屋里前所未有的静寂,凸显得两人的喘声像水浪,一起一伏地叩击岸边,总也不停。
半晌,谢濯看着紧闭的屋门,哑声道:“齐照还是一如既往地贴心。”
啪,薛明窈抬手一巴掌打在他脸上。
“到底怎么一回事,给我解释。”她颤着嘴唇道。
谢青琅的身份回来后,熟悉的巴掌也吃得那么及时。脸上火辣辣的痛,谢濯却第一次没生出耻感。
“声音变了是因为喉咙受过伤。这些年我易名从军,做了将军,便是如此,夫人。”
薛明窈从这声夫人里听出了无限嘲意。
刚认识谢青琅的那段时间,他有意提醒她寡妇身份,不称郡主而唤夫人,岑夫人。
他站在她面前,身形十分的可观,比从前的谢青琅足足高上半头,也厚实了一些,不再是单薄的少年样。
薛明窈仰起头,冷傲的目光像一根针,一分一厘地剖析谢青琅的新容。
肤色深了,下颌变得瘦削,冒了青青的胡茬,更显得剑眉星目幽邃深凿。
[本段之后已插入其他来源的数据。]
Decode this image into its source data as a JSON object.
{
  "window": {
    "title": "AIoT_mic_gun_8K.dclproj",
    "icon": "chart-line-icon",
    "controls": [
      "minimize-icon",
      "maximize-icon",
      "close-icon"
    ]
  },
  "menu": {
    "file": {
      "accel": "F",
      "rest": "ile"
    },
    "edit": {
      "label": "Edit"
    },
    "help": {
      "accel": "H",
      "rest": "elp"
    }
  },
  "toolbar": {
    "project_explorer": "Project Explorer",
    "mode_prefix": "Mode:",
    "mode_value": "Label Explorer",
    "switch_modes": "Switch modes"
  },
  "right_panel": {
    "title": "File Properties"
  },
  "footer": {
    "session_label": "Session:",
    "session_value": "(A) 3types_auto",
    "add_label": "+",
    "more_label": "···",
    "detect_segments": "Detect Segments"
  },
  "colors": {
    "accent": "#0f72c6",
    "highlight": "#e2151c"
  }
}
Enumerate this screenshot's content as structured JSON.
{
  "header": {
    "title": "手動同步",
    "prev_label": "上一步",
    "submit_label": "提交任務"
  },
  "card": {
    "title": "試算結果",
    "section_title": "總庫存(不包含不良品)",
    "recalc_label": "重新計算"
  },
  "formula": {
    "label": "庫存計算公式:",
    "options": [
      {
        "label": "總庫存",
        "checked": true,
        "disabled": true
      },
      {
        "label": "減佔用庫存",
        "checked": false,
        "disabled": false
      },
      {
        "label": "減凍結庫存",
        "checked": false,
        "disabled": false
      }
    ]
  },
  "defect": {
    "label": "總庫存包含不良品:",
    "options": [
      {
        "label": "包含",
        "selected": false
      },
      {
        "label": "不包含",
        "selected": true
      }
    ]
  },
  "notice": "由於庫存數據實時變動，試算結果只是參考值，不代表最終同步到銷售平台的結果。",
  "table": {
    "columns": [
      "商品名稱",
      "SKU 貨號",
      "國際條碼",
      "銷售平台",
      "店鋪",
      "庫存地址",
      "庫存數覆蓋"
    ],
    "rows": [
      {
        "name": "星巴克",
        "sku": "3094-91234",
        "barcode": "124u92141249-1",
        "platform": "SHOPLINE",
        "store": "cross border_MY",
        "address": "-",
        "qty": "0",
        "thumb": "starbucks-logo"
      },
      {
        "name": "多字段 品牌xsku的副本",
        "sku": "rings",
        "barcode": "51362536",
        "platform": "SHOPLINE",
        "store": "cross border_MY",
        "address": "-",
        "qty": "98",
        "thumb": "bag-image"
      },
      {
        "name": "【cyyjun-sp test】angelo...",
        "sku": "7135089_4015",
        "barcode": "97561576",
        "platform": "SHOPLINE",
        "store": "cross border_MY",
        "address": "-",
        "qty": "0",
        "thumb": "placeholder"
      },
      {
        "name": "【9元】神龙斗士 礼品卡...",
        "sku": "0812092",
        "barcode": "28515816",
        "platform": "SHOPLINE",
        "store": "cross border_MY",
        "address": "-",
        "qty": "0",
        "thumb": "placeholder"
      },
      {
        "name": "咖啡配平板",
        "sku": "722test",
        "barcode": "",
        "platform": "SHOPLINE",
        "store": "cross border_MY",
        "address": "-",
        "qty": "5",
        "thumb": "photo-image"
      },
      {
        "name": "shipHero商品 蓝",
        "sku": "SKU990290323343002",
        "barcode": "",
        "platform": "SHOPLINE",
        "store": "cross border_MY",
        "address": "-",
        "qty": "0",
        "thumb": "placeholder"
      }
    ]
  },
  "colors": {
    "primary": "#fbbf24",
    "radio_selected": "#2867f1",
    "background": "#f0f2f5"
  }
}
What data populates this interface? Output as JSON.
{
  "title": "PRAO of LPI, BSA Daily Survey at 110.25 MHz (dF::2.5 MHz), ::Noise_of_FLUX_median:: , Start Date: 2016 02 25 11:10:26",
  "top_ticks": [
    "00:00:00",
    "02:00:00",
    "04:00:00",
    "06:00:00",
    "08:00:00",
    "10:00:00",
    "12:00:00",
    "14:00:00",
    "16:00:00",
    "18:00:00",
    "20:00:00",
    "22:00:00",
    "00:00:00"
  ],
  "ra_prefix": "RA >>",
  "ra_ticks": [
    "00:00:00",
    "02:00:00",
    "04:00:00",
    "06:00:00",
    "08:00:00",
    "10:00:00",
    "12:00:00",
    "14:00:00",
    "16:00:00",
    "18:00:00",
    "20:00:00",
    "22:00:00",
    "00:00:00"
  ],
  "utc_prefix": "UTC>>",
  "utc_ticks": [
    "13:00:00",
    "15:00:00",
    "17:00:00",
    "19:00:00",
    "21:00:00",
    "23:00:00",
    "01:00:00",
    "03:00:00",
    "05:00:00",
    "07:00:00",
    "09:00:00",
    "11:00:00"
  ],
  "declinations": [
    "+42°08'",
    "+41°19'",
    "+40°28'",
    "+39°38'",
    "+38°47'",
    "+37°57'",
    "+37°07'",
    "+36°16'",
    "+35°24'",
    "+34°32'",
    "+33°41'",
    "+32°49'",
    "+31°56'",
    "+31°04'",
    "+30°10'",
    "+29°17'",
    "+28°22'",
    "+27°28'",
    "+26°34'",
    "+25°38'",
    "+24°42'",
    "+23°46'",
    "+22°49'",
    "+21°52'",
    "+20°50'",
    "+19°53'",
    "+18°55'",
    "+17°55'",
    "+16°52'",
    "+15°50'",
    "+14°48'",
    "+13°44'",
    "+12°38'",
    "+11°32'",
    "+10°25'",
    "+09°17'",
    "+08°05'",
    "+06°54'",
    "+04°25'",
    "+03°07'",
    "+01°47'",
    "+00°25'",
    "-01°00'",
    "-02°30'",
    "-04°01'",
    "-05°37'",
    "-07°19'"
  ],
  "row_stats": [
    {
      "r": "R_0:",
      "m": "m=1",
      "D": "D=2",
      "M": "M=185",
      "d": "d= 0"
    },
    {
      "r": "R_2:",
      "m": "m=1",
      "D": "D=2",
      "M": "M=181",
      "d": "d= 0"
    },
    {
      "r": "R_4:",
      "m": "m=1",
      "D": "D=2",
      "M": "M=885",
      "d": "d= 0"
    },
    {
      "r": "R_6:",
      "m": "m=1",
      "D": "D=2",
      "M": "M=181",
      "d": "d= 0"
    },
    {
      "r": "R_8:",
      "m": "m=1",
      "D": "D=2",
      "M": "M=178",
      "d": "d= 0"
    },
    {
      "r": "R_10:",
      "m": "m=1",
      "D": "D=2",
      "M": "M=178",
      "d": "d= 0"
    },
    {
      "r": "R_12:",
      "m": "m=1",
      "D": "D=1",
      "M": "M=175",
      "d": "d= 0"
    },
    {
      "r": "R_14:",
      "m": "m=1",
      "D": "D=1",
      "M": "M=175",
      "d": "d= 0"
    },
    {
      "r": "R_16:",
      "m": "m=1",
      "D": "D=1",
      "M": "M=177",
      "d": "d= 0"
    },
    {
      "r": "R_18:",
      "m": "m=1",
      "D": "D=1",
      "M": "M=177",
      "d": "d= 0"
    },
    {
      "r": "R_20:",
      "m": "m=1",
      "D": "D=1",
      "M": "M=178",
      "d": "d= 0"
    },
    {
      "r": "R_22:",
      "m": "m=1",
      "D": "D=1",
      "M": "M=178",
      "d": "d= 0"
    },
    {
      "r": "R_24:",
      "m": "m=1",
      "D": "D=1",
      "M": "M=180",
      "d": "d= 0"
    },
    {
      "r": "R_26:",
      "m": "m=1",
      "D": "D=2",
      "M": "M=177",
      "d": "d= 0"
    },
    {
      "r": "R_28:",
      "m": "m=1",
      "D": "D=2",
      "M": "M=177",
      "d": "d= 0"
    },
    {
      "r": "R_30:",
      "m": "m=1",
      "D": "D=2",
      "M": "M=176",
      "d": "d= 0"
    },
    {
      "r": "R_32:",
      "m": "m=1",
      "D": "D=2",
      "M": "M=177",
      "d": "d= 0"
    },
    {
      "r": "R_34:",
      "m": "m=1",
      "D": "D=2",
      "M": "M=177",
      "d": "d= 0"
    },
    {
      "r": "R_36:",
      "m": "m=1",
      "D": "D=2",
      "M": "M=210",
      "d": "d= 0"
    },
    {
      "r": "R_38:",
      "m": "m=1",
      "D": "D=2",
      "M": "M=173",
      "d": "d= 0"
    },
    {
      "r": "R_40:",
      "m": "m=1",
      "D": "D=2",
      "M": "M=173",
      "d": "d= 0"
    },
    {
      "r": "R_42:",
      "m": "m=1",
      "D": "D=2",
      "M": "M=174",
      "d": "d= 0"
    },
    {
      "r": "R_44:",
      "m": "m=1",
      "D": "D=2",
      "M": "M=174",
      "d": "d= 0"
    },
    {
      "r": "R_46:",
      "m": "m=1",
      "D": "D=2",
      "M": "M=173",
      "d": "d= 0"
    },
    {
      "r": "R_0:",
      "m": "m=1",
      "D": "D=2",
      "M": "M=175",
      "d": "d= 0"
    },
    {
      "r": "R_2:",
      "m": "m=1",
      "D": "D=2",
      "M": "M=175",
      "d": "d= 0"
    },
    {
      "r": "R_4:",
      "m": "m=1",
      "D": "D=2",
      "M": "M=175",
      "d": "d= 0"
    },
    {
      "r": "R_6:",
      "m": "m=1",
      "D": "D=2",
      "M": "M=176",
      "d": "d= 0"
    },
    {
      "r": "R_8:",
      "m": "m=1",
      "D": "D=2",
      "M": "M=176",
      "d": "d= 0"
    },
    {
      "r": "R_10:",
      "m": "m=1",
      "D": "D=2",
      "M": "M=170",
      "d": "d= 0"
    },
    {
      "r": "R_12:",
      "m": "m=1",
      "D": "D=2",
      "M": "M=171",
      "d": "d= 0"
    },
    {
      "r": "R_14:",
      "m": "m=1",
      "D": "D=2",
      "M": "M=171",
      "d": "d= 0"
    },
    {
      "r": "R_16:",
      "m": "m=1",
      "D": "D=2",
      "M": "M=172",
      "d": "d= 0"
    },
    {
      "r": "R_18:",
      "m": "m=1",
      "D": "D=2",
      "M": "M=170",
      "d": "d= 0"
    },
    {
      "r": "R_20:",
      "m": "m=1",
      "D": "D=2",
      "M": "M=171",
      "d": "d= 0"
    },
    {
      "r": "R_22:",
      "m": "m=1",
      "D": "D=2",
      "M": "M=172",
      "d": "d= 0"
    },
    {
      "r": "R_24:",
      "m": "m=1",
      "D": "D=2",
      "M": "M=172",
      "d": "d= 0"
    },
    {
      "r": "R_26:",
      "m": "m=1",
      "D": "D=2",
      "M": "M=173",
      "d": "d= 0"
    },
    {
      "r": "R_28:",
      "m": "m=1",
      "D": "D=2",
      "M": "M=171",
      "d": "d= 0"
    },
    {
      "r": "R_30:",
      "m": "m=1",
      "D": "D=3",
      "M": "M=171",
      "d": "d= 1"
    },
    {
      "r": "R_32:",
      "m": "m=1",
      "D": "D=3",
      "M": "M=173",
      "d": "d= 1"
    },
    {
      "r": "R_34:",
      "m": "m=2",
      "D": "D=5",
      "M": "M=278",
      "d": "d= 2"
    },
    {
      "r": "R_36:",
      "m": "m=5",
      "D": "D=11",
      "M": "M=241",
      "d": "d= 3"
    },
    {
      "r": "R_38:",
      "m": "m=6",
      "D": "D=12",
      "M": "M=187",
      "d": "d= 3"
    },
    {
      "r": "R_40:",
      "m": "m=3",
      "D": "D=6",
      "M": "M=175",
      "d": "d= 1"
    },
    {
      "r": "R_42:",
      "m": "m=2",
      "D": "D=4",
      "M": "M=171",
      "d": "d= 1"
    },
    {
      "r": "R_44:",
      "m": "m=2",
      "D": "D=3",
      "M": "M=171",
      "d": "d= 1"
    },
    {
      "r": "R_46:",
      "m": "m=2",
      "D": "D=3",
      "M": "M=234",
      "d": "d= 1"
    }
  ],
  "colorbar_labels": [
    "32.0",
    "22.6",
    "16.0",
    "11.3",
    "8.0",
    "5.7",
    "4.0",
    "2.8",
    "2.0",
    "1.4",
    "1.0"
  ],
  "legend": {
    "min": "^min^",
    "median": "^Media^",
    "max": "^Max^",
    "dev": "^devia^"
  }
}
他现在比起书生,显然更像将军了。
她脑中仍是乱糟糟的,太多的情绪肆意溢出,几要将她淹没。
“郡主,陈翰林准备走了,您要不要去送送他?”
门上笃笃响了两下,绿枝清脆的声音灌进来。
薛明窈如逢救星,大步去开门。
“另外郎君刚刚赶回府了,派人来传话,说马上过来见一见谢将军,与他——”
绿枝话未说完,两只眼睛陡然放大,呆呆地看着郡主背后的谢濯本人,“谢,谢青……”
不能让兄长见到他,薛明窈下意识想。
她转身手指谢濯,“你和陈翰林一起走。”
却是连一声谢将军也不肯叫了。
谢濯默了默,缓缓走过来,在薛明窈身旁钉住步子。
薛明窈瞪他。
“孩子的事,究竟是真是假?”他问。
薛明窈愣了愣,脸唰地红了,“当然是假的!你,你也不想想你的身份,配我为你孕育子嗣吗?”
谢濯的脸色霎时沉冷得像块冰,他看着她泛着水光的唇,森然道:“从前是不配。”
薛明窈自然听懂了他的潜含义,伴之而来的是更强烈的难堪。她深吸数口气,才没对谢濯再发难。
幸好谢濯也未再说什么,脚步一迈,与她一道出去了。